Dudé mucho antes de ir a ver la película. Mi mamá jamás lo hubiera hecho, eso de dudar. Me habría comprado la boleta con un paquete gigante de crispetas y un vaso de Coca-Cola y ya.
Esa frescura de los papás de antes frente a lo que veían sus hijos en cine o tv, iba de la mano con la creencia de que la gaseosa podía meterse en una pirámide alimenticia decente. Eran los ochenta: Naranja Postobón al almuerzo y “Los ricos también lloran” a la comida. Mis papás jamás se cuestionaron sobre las secuelas que nos podían dejar los colorantes, los conservantes, los azúcares refinados o los dramas de Verónica Castro. A ningún adulto se le pasaba por la cabeza que algo así pudiera afectar la sensibilidad infantil. Nosotros nos sentábamos frente a la tele dieran lo que dieran, saboreando deliciosas porquerías.
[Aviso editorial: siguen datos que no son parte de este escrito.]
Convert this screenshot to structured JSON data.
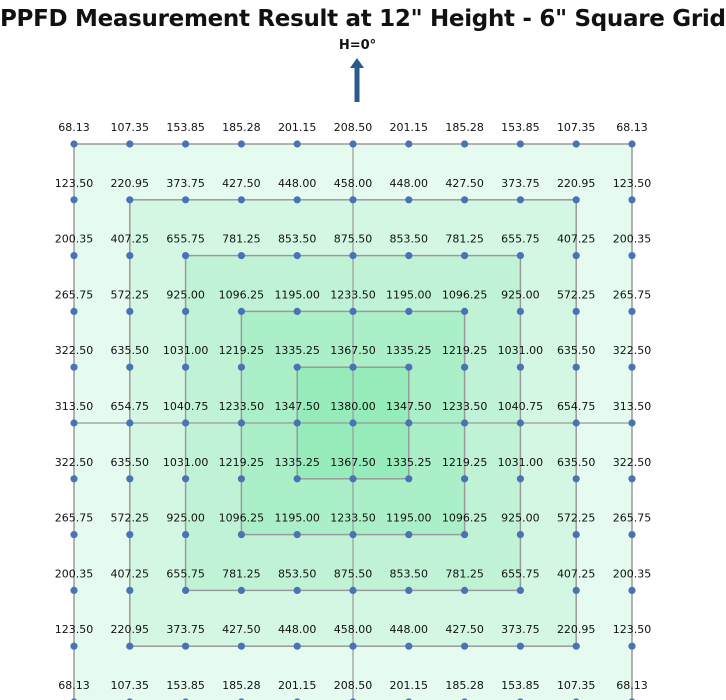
{
  "header": {
    "title": "PPFD Measurement Result at 12\" Height - 6\" Square Grid",
    "direction_label": "H=0°"
  },
  "colors": {
    "ring_fills": [
      "#e6fbef",
      "#d3f7e2",
      "#c0f3d6",
      "#abefc8",
      "#96ebba"
    ],
    "ring_stroke": "#9a9a9a",
    "point": "#4a73b5",
    "arrow": "#2d5a8c"
  },
  "chart_data": {
    "type": "heatmap",
    "title": "PPFD Measurement Result at 12\" Height - 6\" Square Grid",
    "rows": 11,
    "cols": 11,
    "values": [
      [
        "68.13",
        "107.35",
        "153.85",
        "185.28",
        "201.15",
        "208.50",
        "201.15",
        "185.28",
        "153.85",
        "107.35",
        "68.13"
      ],
      [
        "123.50",
        "220.95",
        "373.75",
        "427.50",
        "448.00",
        "458.00",
        "448.00",
        "427.50",
        "373.75",
        "220.95",
        "123.50"
      ],
      [
        "200.35",
        "407.25",
        "655.75",
        "781.25",
        "853.50",
        "875.50",
        "853.50",
        "781.25",
        "655.75",
        "407.25",
        "200.35"
      ],
      [
        "265.75",
        "572.25",
        "925.00",
        "1096.25",
        "1195.00",
        "1233.50",
        "1195.00",
        "1096.25",
        "925.00",
        "572.25",
        "265.75"
      ],
      [
        "322.50",
        "635.50",
        "1031.00",
        "1219.25",
        "1335.25",
        "1367.50",
        "1335.25",
        "1219.25",
        "1031.00",
        "635.50",
        "322.50"
      ],
      [
        "313.50",
        "654.75",
        "1040.75",
        "1233.50",
        "1347.50",
        "1380.00",
        "1347.50",
        "1233.50",
        "1040.75",
        "654.75",
        "313.50"
      ],
      [
        "322.50",
        "635.50",
        "1031.00",
        "1219.25",
        "1335.25",
        "1367.50",
        "1335.25",
        "1219.25",
        "1031.00",
        "635.50",
        "322.50"
      ],
      [
        "265.75",
        "572.25",
        "925.00",
        "1096.25",
        "1195.00",
        "1233.50",
        "1195.00",
        "1096.25",
        "925.00",
        "572.25",
        "265.75"
      ],
      [
        "200.35",
        "407.25",
        "655.75",
        "781.25",
        "853.50",
        "875.50",
        "853.50",
        "781.25",
        "655.75",
        "407.25",
        "200.35"
      ],
      [
        "123.50",
        "220.95",
        "373.75",
        "427.50",
        "448.00",
        "458.00",
        "448.00",
        "427.50",
        "373.75",
        "220.95",
        "123.50"
      ],
      [
        "68.13",
        "107.35",
        "153.85",
        "185.28",
        "201.15",
        "208.50",
        "201.15",
        "185.28",
        "153.85",
        "107.35",
        "68.13"
      ]
    ]
  }
}
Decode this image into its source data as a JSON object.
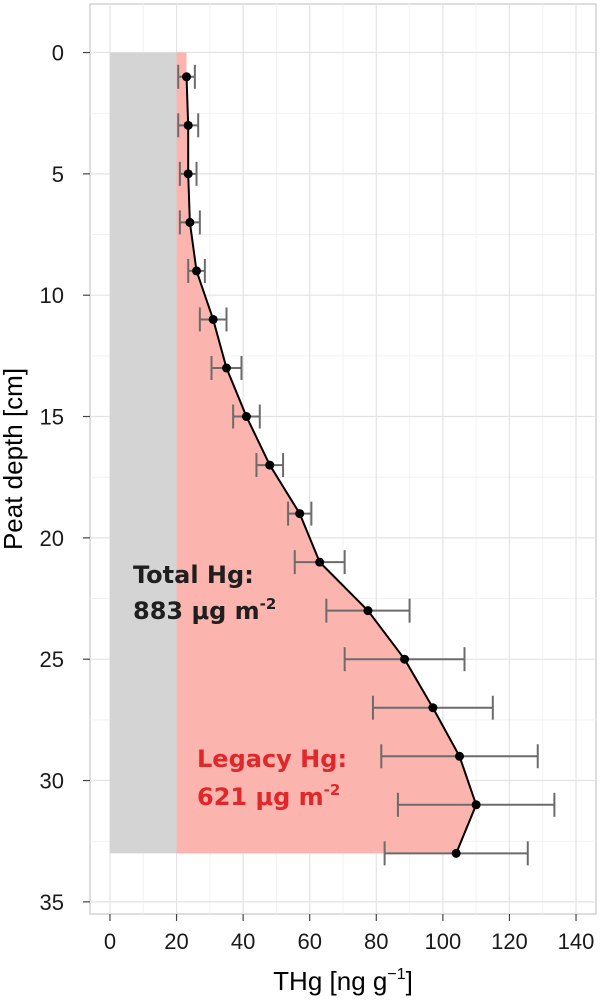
{
  "chart_data": {
    "type": "scatter",
    "orientation": "depth-profile",
    "xlabel": "THg [ng g",
    "xlabel_sup": "−1",
    "xlabel_end": "]",
    "ylabel": "Peat depth [cm]",
    "xlim": [
      -6,
      146
    ],
    "ylim": [
      35.5,
      -2
    ],
    "y_inverted": true,
    "x_ticks": [
      0,
      20,
      40,
      60,
      80,
      100,
      120,
      140
    ],
    "y_ticks": [
      0,
      5,
      10,
      15,
      20,
      25,
      30,
      35
    ],
    "grid": true,
    "series": [
      {
        "depth": [
          1,
          3,
          5,
          7,
          9,
          11,
          13,
          15,
          17,
          19,
          21,
          23,
          25,
          27,
          29,
          31,
          33
        ],
        "thg": [
          23,
          23.5,
          23.5,
          24,
          26,
          31,
          35,
          41,
          48,
          57,
          63,
          77.5,
          88.5,
          97,
          105,
          110,
          104
        ],
        "err": [
          2.5,
          3,
          2.5,
          3,
          2.5,
          4,
          4.5,
          4,
          4,
          3.5,
          7.5,
          12.5,
          18,
          18,
          23.5,
          23.5,
          21.5
        ]
      }
    ],
    "background_band": {
      "x_from": 0,
      "x_to": 20,
      "depth_from": 0,
      "depth_to": 33,
      "color": "#d4d4d4"
    },
    "legacy_fill_color": "#fbb4ae",
    "line_color": "#000000",
    "errorbar_color": "#6b6b6b",
    "annotations": [
      {
        "line1": "Total Hg:",
        "line2_value": "883 μg m",
        "line2_sup": "-2",
        "color": "#1f1f1f"
      },
      {
        "line1": "Legacy Hg:",
        "line2_value": "621 μg m",
        "line2_sup": "-2",
        "color": "#e0282b"
      }
    ]
  }
}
La preocupación de los papás contemporáneos sobre lo que consumen los hijos (comida, tv, películas) es completamente nueva. Leemos las etiquetas de todo lo que compramos en el supermercado y antes de ir cine escudriñamos opiniones, reseñas y consejos sobre las películas y programas en foros y grupos de internet.
Eso hice yo con Dumbo. Que no era apta para niños menores de 7 años, que había que llevarse una caja de pañuelos, leí.
-¡Pero si es de Disney, no seas tan ridícula! – me dijo una amiga que no tiene hijos.
Pues tal vez sí, mi amiga tenía razón. ¿Acaso podría ser este Dumbo moderno más trágico que los capítulos completos de “Corazón”, que me vi cuando casi todos mis dientes eran de leche? La serie manga japonesa se basaba en el libro de Edmondo de Amicis y en cada episodio los muñequitos eran matoneados, abandonados y maltratados. Todavía recuerdo mi angustia con la canción de Marco, el niño que se fue en barco (¡en barco!) desde Italia hasta Argentina buscando a la mamá. Pero el drama de la serie era acentuado por la estética manga, pues las lágrimas de los sufridos infantes nunca terminaban de caer en un desahogo liberador, sino que se quedaban temblando en un ojo de Garofi o Ernesto por segundos interminables.
Con qué cara le iba a poder negar a mi hija ver Dumbo si yo a los 5 años no me iba a dormir los viernes en la noche hasta que no me veía completos los capítulos de “Zafiro y Acero” una serie inglesa y magistral (que es casi lo mismo) pero escalofriante sobre una pareja que resolvía misterios de la dimensión espacio-tiempo.
Además desde que nació mi hija conté las horas, las semanas y los meses para que llegara ese anhelado día en el que ella iba a tener el nivel de atención suficientemente sostenido para ver una película completa. ¿Y ahora yo misma me estaba saboteando la posibilidad de ir a cine, por fin? No era justo. Así que decidí dejar de lado las opiniones ajenas de internet: nuestra primera vez en cine juntas iba a correr por cuenta de Burton.
Entramos con Aurora en la sala. La preparé para la versión más oscura del elefante volador:
-En las escenas tristes, te tapas los ojos, ¿vale?
-Vale, -me dijo metiéndose una manotada de crispetas en la boca. Eso sí, de tomar le llevé jugo de mandarina y estuve a punto de hacer como mi abuela que mandaba a mi mamá a cine con un banano, pero temí apachurrarlo en mi cartera repleta, así que desistí.
Nos divertimos, nos emocionamos, nos reímos y lloramos. Se tuvo que tapar los ojos solo dos veces y la escena de los niños volando sobre Dumbo me recordó a la de Atreyu en “La historia sin fin”.
Burton será dark, pero nunca más dark que José Miel. Y si yo sobreviví a la historia más dramática jamás contada de una abeja que dura 50 capítulos buscando a la mamá, mi hija sobreviría a Dumbo.